I read the front page of the Boston Globe today and there was an article about this drug -- the article was written with quite a slant against the drug. Of the entire article, one paragraph alone listed the benefits that pain management specialists are finding with this drug because of its unique time-release properties. The remainder of the article attacked the cases of abuse.

Since 3 states seem to be the prime focal point of pharmacy robberies -- why are they attributing dangers to the drug instead of the socio-environment of the 3 prime states in which these abuse crimes are taking place? If the drug itself were any more horrific than any other pain management drug, the targets would not be just these 3 states.

I realize that other states have had episodes.... other states have also had abuse of heroin, marijuana, cocaine, alcohol, morphine too.... all of these have "addiction" potential, yet it still falls into the hands of the patient and the doctor to be educated and responsible.

So why is this medication being singled out and black balled --- especially more-so than any other narcotic based pain reliever?

And why don't these same people who feel very self-righteous in wanting to dictate how other people handle the quality of their lives when managing chronic pain --- why aren't these smoking guns also attacking other drugs too?
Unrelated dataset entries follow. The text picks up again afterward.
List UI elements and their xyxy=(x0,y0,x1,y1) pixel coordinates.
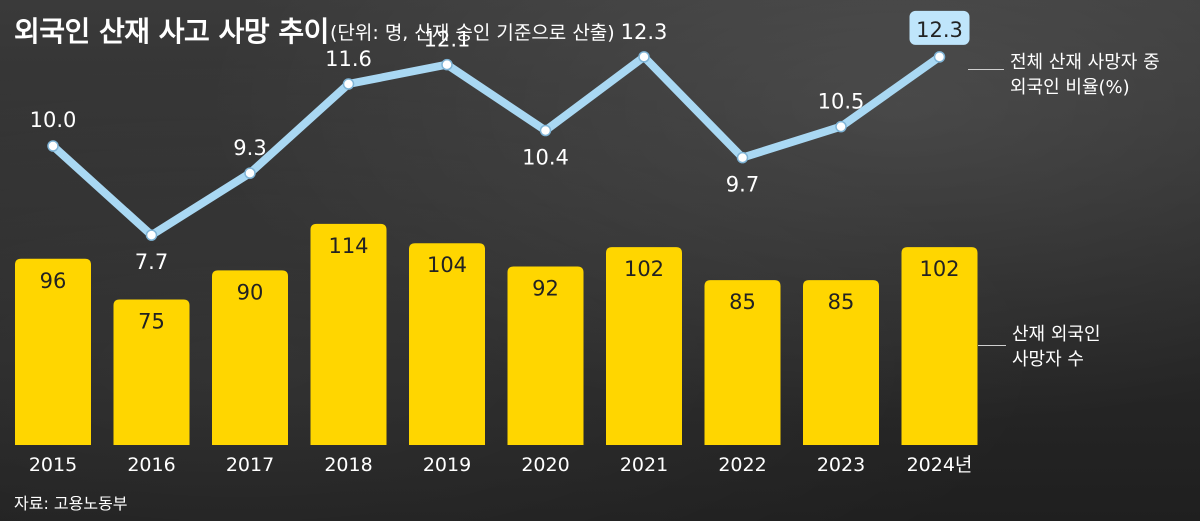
bar xyxy=(310,223,387,445)
x-tick-label: 2017 xyxy=(226,454,274,476)
bar xyxy=(15,258,91,445)
x-tick-label: 2022 xyxy=(718,454,766,476)
bar-value-label: 96 xyxy=(40,269,67,293)
bar-series xyxy=(15,223,978,445)
line-point xyxy=(47,140,59,152)
bar-value-label: 114 xyxy=(328,234,368,258)
bar-value-label: 75 xyxy=(138,310,165,334)
x-tick-label: 2018 xyxy=(324,454,372,476)
line-point xyxy=(244,167,256,179)
line-value-label: 11.6 xyxy=(325,47,372,71)
bar xyxy=(212,270,288,445)
bar-value-label: 104 xyxy=(427,253,467,277)
legend-bar-series: 산재 외국인 사망자 수 xyxy=(978,322,1192,372)
highlight-label-box xyxy=(909,10,970,45)
line-point xyxy=(638,51,650,63)
x-tick-label: 2016 xyxy=(127,454,175,476)
line-value-label: 7.7 xyxy=(135,250,168,274)
chart-title: 외국인 산재 사고 사망 추이 xyxy=(14,15,329,48)
bar xyxy=(507,266,584,445)
bar xyxy=(803,280,879,445)
chart-subtitle: (단위: 명, 산재 승인 기준으로 산출) xyxy=(330,22,615,44)
line-point xyxy=(441,58,453,71)
x-tick-label: 2015 xyxy=(29,454,77,476)
line-value-label: 10.4 xyxy=(522,146,569,170)
legend-bar-text-2: 사망자 수 xyxy=(1012,349,1084,370)
bar xyxy=(901,247,978,445)
line-point xyxy=(736,151,749,164)
line-value-label: 12.3 xyxy=(621,20,668,44)
legend-bar-text-1: 산재 외국인 xyxy=(1012,324,1101,345)
x-tick-label: 2020 xyxy=(521,454,569,476)
bar xyxy=(113,299,190,445)
x-tick-label: 2019 xyxy=(423,454,471,476)
line-value-label: 9.3 xyxy=(233,136,266,160)
source-note: 자료: 고용노동부 xyxy=(14,494,128,513)
line-point xyxy=(933,51,946,63)
bar xyxy=(409,243,485,445)
bar-value-label: 102 xyxy=(919,257,959,281)
line-value-label: 10.0 xyxy=(30,108,77,132)
line-path xyxy=(49,51,944,241)
x-tick-label: 2024년 xyxy=(907,454,973,476)
bar-value-label: 85 xyxy=(729,290,756,314)
line-value-label: 12.1 xyxy=(424,28,471,52)
line-value-label: 12.3 xyxy=(916,18,963,42)
line-series xyxy=(47,51,946,241)
line-point xyxy=(342,78,355,90)
bar-value-label: 85 xyxy=(828,290,855,314)
line-value-label: 10.5 xyxy=(818,90,865,114)
legend-line-text-2: 외국인 비율(%) xyxy=(1010,77,1130,98)
bar-value-label: 92 xyxy=(532,277,559,301)
bar-value-label: 102 xyxy=(624,257,664,281)
line-point xyxy=(145,229,158,241)
bar-value-label: 90 xyxy=(237,280,264,304)
legend-line-series: 전체 산재 사망자 중 외국인 비율(%) xyxy=(968,50,1195,100)
line-point xyxy=(539,124,552,137)
x-tick-label: 2023 xyxy=(817,454,865,476)
bar xyxy=(704,280,781,445)
x-tick-label: 2021 xyxy=(620,454,668,476)
bar xyxy=(606,247,682,445)
bar-labels: 96 75 90 114 104 92 102 85 85 102 xyxy=(40,234,960,334)
x-axis-ticks: 2015 2016 2017 2018 2019 2020 2021 2022 2023 2024… xyxy=(29,454,973,476)
line-labels: 10.0 7.7 9.3 11.6 12.1 10.4 12.3 9.7 10.5 12.3 xyxy=(30,10,970,274)
line-point xyxy=(835,120,847,133)
line-value-label: 9.7 xyxy=(726,173,759,197)
legend-line-text-1: 전체 산재 사망자 중 xyxy=(1010,52,1160,73)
I mean, if they feel this strongly, why are they being so selective?

Where are the supporters of chronic pain management in all of this, and why aren't their sides getting at least equal press on the issue?

Life isn't what happens to you -- it's how you react to it!
The point in specific that bothers me about this one medication is that it was designed to prevent the very type of narcotic abuse that concerned doctors.
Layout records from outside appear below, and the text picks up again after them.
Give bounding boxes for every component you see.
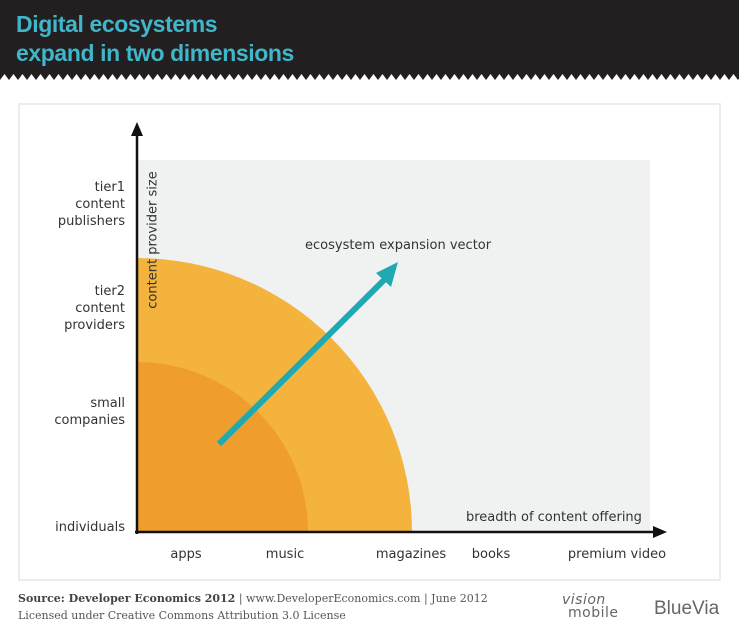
x-label-apps: apps <box>170 547 202 562</box>
visionmobile-logo-bottom: mobile <box>568 605 619 621</box>
y-label-small-companies: small companies <box>54 396 125 428</box>
x-label-books: books <box>471 547 511 562</box>
x-label-magazines: magazines <box>375 547 447 562</box>
visionmobile-logo-top: vision <box>562 592 606 608</box>
footer-license: Licensed under Creative Commons Attribut… <box>18 609 346 622</box>
title-line-2: expand in two dimensions <box>16 40 294 66</box>
y-label-tier2: tier2 content providers <box>64 284 125 333</box>
bluevia-logo: BlueVia <box>654 598 720 619</box>
inner-region <box>137 362 308 532</box>
y-axis-title: content provider size <box>145 171 161 309</box>
x-axis-title: breadth of content offering <box>466 510 642 525</box>
header-banner: Digital ecosystems expand in two dimensi… <box>0 0 739 82</box>
expansion-vector-arrowhead <box>376 262 398 287</box>
x-label-premium-video: premium video <box>567 547 667 562</box>
page-title: Digital ecosystems expand in two dimensi… <box>16 10 294 68</box>
zigzag-edge <box>0 74 739 82</box>
source-details: | www.DeveloperEconomics.com | June 2012 <box>235 592 488 605</box>
footer-source: Source: Developer Economics 2012 | www.D… <box>18 592 488 605</box>
x-axis-arrowhead <box>653 526 667 538</box>
x-label-music: music <box>265 547 305 562</box>
diagram-frame <box>18 103 721 581</box>
y-label-individuals: individuals <box>55 520 125 535</box>
expansion-vector-line <box>216 275 389 447</box>
vector-label: ecosystem expansion vector <box>305 238 492 253</box>
title-line-1: Digital ecosystems <box>16 11 218 37</box>
y-axis-arrowhead <box>131 122 143 136</box>
source-label: Source: Developer Economics 2012 <box>18 592 236 605</box>
visionmobile-logo: vision mobile <box>556 592 634 626</box>
y-label-tier1: tier1 content publishers <box>57 180 125 229</box>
Demerol, morphine, cocaine, heroin,.... these drugs can all be abused, and oxycontin was designed with a delay release so that the factor leading to abuse would be removed, providing pain relief without those same concerns as the other medications.

So the headlines come from the abuse, not from the people who are helped by it and taking it responsibly.

The headlines are the pharmacies getting ripped off, not the people who are helped by it and who are able to resume a normal, responsible life.

The headlines are how people destroy the medication, take it differently, take excessive amounts, and are not even prescribed it, not the people who who are helped by it, monitored by their doctor and are living proof that this medication works.

The stories are twisted, and both sides are not presented.

I've seen more damage done by people abusing alcohol they can get at the corner market,... why is this such a heated and mixed topic when it seems so clearly cut?

(Not to get off topic but I think the media is just as guilty when it comes to showing their biased views when writing about other topics as well).

Life isn't what happens to you -- it's how you react to it!

Thoughts don't make us who we are -- Actions do.